Hydrofluoric acid, used to remove impurities from chip wafers, is a potentially dangerous industrial-grade substance that can immediately and permanently damage lungs and corneas.

At 11pm, Samsung called four workers of maintenance firm STI to fix leak.  The world’s largest chipmaker did not report the leaks until 3pm, about an hour after an STI worker died from exposure to the acid and four others were hospitalized for chest pain and rashes.

Go Unreported And Unprotected

Contrary to earlier press reports claiming that the dead worker did not have any protective gear save a mask, the 34 years old, identified by his last name, Park, wore a protective suit after inspecting the leak, according to a Yonhap News report.   The other four’s protective suits proved inadequate, as they all were exposed to the gas and were hospitalized.  Over the course of about nine hours, the five contractors struggled to stop the leaks with plastic bags, and to remove the melted gasket.


Samsung did not immediately report the leak to authorities, in breach of regulations.  However, the local government of the Gyeonggi-do province has exempted the company from a higher version of safety inspections.

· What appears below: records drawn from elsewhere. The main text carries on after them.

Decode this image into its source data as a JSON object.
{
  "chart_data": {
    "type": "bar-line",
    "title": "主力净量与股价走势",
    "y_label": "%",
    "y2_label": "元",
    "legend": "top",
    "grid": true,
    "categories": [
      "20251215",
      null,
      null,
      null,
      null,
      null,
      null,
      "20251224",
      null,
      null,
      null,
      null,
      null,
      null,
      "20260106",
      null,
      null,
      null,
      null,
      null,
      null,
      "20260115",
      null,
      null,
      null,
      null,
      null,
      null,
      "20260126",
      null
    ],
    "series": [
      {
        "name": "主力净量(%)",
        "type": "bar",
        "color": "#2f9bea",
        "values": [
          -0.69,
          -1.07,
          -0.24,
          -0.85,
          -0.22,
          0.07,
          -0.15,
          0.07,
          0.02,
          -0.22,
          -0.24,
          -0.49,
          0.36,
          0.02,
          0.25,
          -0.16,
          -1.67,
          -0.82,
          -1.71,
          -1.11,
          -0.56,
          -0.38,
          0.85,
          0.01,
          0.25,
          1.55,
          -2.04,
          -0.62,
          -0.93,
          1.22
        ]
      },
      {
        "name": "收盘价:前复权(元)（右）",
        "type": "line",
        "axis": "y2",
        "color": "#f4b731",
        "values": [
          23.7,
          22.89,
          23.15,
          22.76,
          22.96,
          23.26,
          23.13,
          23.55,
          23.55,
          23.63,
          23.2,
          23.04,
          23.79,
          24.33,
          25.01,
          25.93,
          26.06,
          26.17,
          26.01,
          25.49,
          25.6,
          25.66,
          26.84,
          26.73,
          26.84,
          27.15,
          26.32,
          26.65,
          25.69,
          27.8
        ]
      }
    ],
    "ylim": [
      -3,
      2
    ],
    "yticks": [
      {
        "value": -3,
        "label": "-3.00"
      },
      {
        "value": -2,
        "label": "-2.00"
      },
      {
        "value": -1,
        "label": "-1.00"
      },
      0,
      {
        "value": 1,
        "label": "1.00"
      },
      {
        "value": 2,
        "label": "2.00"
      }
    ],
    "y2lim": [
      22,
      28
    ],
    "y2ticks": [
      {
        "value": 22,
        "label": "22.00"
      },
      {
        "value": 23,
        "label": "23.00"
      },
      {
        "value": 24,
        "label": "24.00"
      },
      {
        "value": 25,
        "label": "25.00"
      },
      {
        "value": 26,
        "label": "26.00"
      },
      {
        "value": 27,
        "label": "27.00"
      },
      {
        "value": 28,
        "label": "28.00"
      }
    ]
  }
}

On a regular round of inspections of local factories less than three months ago, the government failed to inspect the gasket that leaked Jan. 27, Newsis News reported.

Risky Outsourcing

The leak accident revealed that Samsung has been outsourcing safety management to contractors, despite being heavily dependent on hazardous materials in chip production.   It also showed contract workers are more likely to be exposed to hazardous conditions.  Last year, after a series of revelations of excessive overtime and irregularities at its Chinese contractors, Samsung promised to improve working conditions across its supply chain.

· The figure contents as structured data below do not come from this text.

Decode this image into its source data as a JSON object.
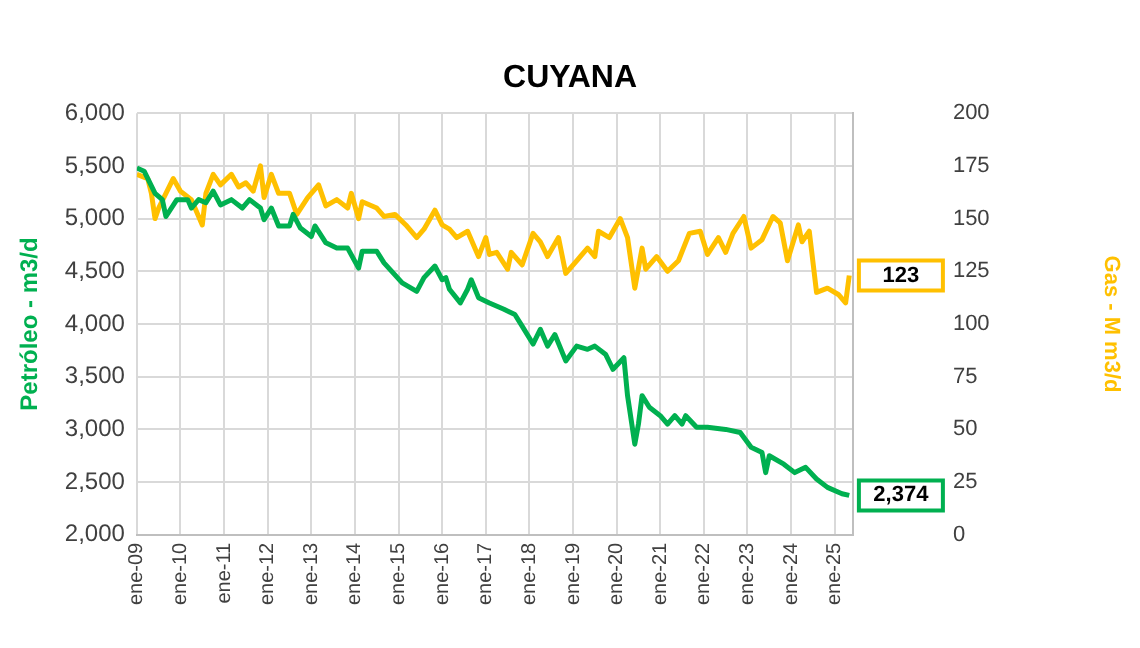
{
  "chart_data": {
    "type": "line",
    "title": "CUYANA",
    "ylabel": "Petróleo - m3/d",
    "y2label": "Gas - M m3/d",
    "xlim": [
      "2009-01",
      "2025-06"
    ],
    "xticks": [
      {
        "value": "2009-01",
        "label": "ene-09"
      },
      {
        "value": "2010-01",
        "label": "ene-10"
      },
      {
        "value": "2011-01",
        "label": "ene-11"
      },
      {
        "value": "2012-01",
        "label": "ene-12"
      },
      {
        "value": "2013-01",
        "label": "ene-13"
      },
      {
        "value": "2014-01",
        "label": "ene-14"
      },
      {
        "value": "2015-01",
        "label": "ene-15"
      },
      {
        "value": "2016-01",
        "label": "ene-16"
      },
      {
        "value": "2017-01",
        "label": "ene-17"
      },
      {
        "value": "2018-01",
        "label": "ene-18"
      },
      {
        "value": "2019-01",
        "label": "ene-19"
      },
      {
        "value": "2020-01",
        "label": "ene-20"
      },
      {
        "value": "2021-01",
        "label": "ene-21"
      },
      {
        "value": "2022-01",
        "label": "ene-22"
      },
      {
        "value": "2023-01",
        "label": "ene-23"
      },
      {
        "value": "2024-01",
        "label": "ene-24"
      },
      {
        "value": "2025-01",
        "label": "ene-25"
      }
    ],
    "ylim": [
      2000,
      6000
    ],
    "yticks": [
      {
        "value": 2000,
        "label": "2,000"
      },
      {
        "value": 2500,
        "label": "2,500"
      },
      {
        "value": 3000,
        "label": "3,000"
      },
      {
        "value": 3500,
        "label": "3,500"
      },
      {
        "value": 4000,
        "label": "4,000"
      },
      {
        "value": 4500,
        "label": "4,500"
      },
      {
        "value": 5000,
        "label": "5,000"
      },
      {
        "value": 5500,
        "label": "5,500"
      },
      {
        "value": 6000,
        "label": "6,000"
      }
    ],
    "y2lim": [
      0,
      200
    ],
    "y2ticks": [
      0,
      25,
      50,
      75,
      100,
      125,
      150,
      175,
      200
    ],
    "grid": true,
    "legend": false,
    "marker": "none",
    "line_style": "solid",
    "series": [
      {
        "color": "#00b050",
        "x": [
          "2009-01",
          "2009-03",
          "2009-06",
          "2009-08",
          "2009-09",
          "2009-12",
          "2010-03",
          "2010-04",
          "2010-06",
          "2010-08",
          "2010-10",
          "2010-12",
          "2011-03",
          "2011-06",
          "2011-08",
          "2011-11",
          "2011-12",
          "2012-02",
          "2012-04",
          "2012-07",
          "2012-08",
          "2012-10",
          "2013-01",
          "2013-02",
          "2013-05",
          "2013-08",
          "2013-11",
          "2014-02",
          "2014-03",
          "2014-07",
          "2014-09",
          "2015-02",
          "2015-06",
          "2015-08",
          "2015-11",
          "2016-01",
          "2016-02",
          "2016-03",
          "2016-06",
          "2016-08",
          "2016-09",
          "2016-11",
          "2017-02",
          "2017-06",
          "2017-09",
          "2017-11",
          "2018-02",
          "2018-04",
          "2018-06",
          "2018-08",
          "2018-11",
          "2019-02",
          "2019-05",
          "2019-07",
          "2019-10",
          "2019-12",
          "2020-03",
          "2020-04",
          "2020-06",
          "2020-07",
          "2020-08",
          "2020-10",
          "2021-01",
          "2021-03",
          "2021-05",
          "2021-07",
          "2021-08",
          "2021-11",
          "2022-02",
          "2022-07",
          "2022-11",
          "2023-02",
          "2023-05",
          "2023-06",
          "2023-07",
          "2023-11",
          "2024-02",
          "2024-05",
          "2024-08",
          "2024-11",
          "2025-03",
          "2025-05"
        ],
        "values": [
          5480,
          5450,
          5240,
          5180,
          5020,
          5180,
          5180,
          5100,
          5180,
          5150,
          5260,
          5130,
          5180,
          5100,
          5180,
          5100,
          4990,
          5100,
          4930,
          4930,
          5040,
          4910,
          4830,
          4930,
          4770,
          4720,
          4720,
          4530,
          4690,
          4690,
          4580,
          4390,
          4310,
          4440,
          4550,
          4420,
          4440,
          4330,
          4200,
          4330,
          4420,
          4250,
          4200,
          4140,
          4090,
          3980,
          3810,
          3950,
          3790,
          3900,
          3650,
          3790,
          3760,
          3790,
          3710,
          3570,
          3680,
          3320,
          2860,
          3050,
          3320,
          3210,
          3130,
          3050,
          3130,
          3050,
          3130,
          3020,
          3020,
          3000,
          2970,
          2830,
          2780,
          2590,
          2750,
          2670,
          2590,
          2640,
          2530,
          2450,
          2390,
          2374
        ],
        "value_labels": [
          null,
          null,
          null,
          null,
          null,
          null,
          null,
          null,
          null,
          null,
          null,
          null,
          null,
          null,
          null,
          null,
          null,
          null,
          null,
          null,
          null,
          null,
          null,
          null,
          null,
          null,
          null,
          null,
          null,
          null,
          null,
          null,
          null,
          null,
          null,
          null,
          null,
          null,
          null,
          null,
          null,
          null,
          null,
          null,
          null,
          null,
          null,
          null,
          null,
          null,
          null,
          null,
          null,
          null,
          null,
          null,
          null,
          null,
          null,
          null,
          null,
          null,
          null,
          null,
          null,
          null,
          null,
          null,
          null,
          null,
          null,
          null,
          null,
          null,
          null,
          null,
          null,
          null,
          null,
          null,
          null,
          "2,374"
        ]
      },
      {
        "color": "#ffc000",
        "axis": "y2",
        "x": [
          "2009-01",
          "2009-04",
          "2009-05",
          "2009-06",
          "2009-07",
          "2009-09",
          "2009-11",
          "2010-01",
          "2010-04",
          "2010-07",
          "2010-08",
          "2010-10",
          "2010-12",
          "2011-03",
          "2011-05",
          "2011-07",
          "2011-09",
          "2011-11",
          "2011-12",
          "2012-02",
          "2012-04",
          "2012-07",
          "2012-09",
          "2012-12",
          "2013-03",
          "2013-05",
          "2013-08",
          "2013-11",
          "2013-12",
          "2014-02",
          "2014-03",
          "2014-07",
          "2014-09",
          "2014-12",
          "2015-03",
          "2015-06",
          "2015-08",
          "2015-11",
          "2016-01",
          "2016-03",
          "2016-05",
          "2016-08",
          "2016-11",
          "2017-01",
          "2017-02",
          "2017-04",
          "2017-07",
          "2017-08",
          "2017-11",
          "2018-02",
          "2018-04",
          "2018-06",
          "2018-09",
          "2018-11",
          "2019-02",
          "2019-05",
          "2019-07",
          "2019-08",
          "2019-11",
          "2020-02",
          "2020-04",
          "2020-06",
          "2020-08",
          "2020-09",
          "2020-12",
          "2021-03",
          "2021-06",
          "2021-09",
          "2021-12",
          "2022-02",
          "2022-05",
          "2022-07",
          "2022-09",
          "2022-12",
          "2023-02",
          "2023-05",
          "2023-08",
          "2023-10",
          "2023-12",
          "2024-03",
          "2024-04",
          "2024-06",
          "2024-08",
          "2024-11",
          "2025-02",
          "2025-04",
          "2025-05"
        ],
        "values": [
          171,
          169,
          162,
          150,
          155,
          162,
          169,
          163,
          159,
          147,
          162,
          171,
          166,
          171,
          165,
          167,
          163,
          175,
          160,
          171,
          162,
          162,
          152,
          160,
          166,
          156,
          159,
          155,
          162,
          150,
          158,
          155,
          151,
          152,
          147,
          141,
          145,
          154,
          147,
          145,
          141,
          144,
          132,
          141,
          133,
          134,
          126,
          134,
          128,
          143,
          139,
          132,
          141,
          124,
          130,
          136,
          132,
          144,
          141,
          150,
          141,
          117,
          136,
          126,
          132,
          125,
          130,
          143,
          144,
          133,
          141,
          134,
          143,
          151,
          136,
          140,
          151,
          148,
          130,
          147,
          139,
          144,
          115,
          117,
          114,
          110,
          123
        ],
        "value_labels": [
          null,
          null,
          null,
          null,
          null,
          null,
          null,
          null,
          null,
          null,
          null,
          null,
          null,
          null,
          null,
          null,
          null,
          null,
          null,
          null,
          null,
          null,
          null,
          null,
          null,
          null,
          null,
          null,
          null,
          null,
          null,
          null,
          null,
          null,
          null,
          null,
          null,
          null,
          null,
          null,
          null,
          null,
          null,
          null,
          null,
          null,
          null,
          null,
          null,
          null,
          null,
          null,
          null,
          null,
          null,
          null,
          null,
          null,
          null,
          null,
          null,
          null,
          null,
          null,
          null,
          null,
          null,
          null,
          null,
          null,
          null,
          null,
          null,
          null,
          null,
          null,
          null,
          null,
          null,
          null,
          null,
          null,
          null,
          null,
          null,
          null,
          "123"
        ]
      }
    ]
  }
}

However, harsh working conditions are not limited to its overseas contractors.   In October 2012, SHARPS profiled Kim Ki-cheol, 27 years old, who was diagnosed with acute leukemia after having worked as a contract wafer operator at the Hwaseong plant since 2006.


As of March 2012, SHARPS has profiled 155 workers who contracted various forms of leukemia, multiple sclerosis, and aplastic anemia after employment in the electronics industry in South Korea.   As of June 2, 2012, 63 of the 155 have died.  The majority of the workers, 138, were employed at Samsung Electronics, Samsung Electro-Mechanics and Samsung SDS—the three electronics affiliates of the Samsung Group, the country’s largest conglomerate.  Among the 63 deaths were 56 Samsung employees.

Correction 1: The original version of this story said Samsung did not contact authorities during the first 15 hours after the leaks.  However, a Samsung spokesman on Jan. 28 evening said that the casket began to leak on Jan. 27 about at 11am.  The contract workers began to repair the leak at 11pm.    Samsung did not report the leaks for 26 hours after the leaks.   The post has been revised to reflect the correction.

Correction 2: The original version of this story cited a Herald News  report and said during its latest inspection of the Samsung plant four months ago, the government did not inspect the casket that leaked Jan. 28   However,  Newsis News cited  a government source and said the province government did not inspect the casket during inspections it performed of 28 plants in its jurisdiction on Oct. 11-17, 2012.  The post has been revised to reflect the correction.

Correction 3: The original version of this story cited several Korean press reports and said the dead maintenance worker did not wear a protective suit.  On Jan. 29, Samsung confirmed the 34-year-old known as Park actually wore a protective suit after protests by his family.  The post has been revised to reflect the correction.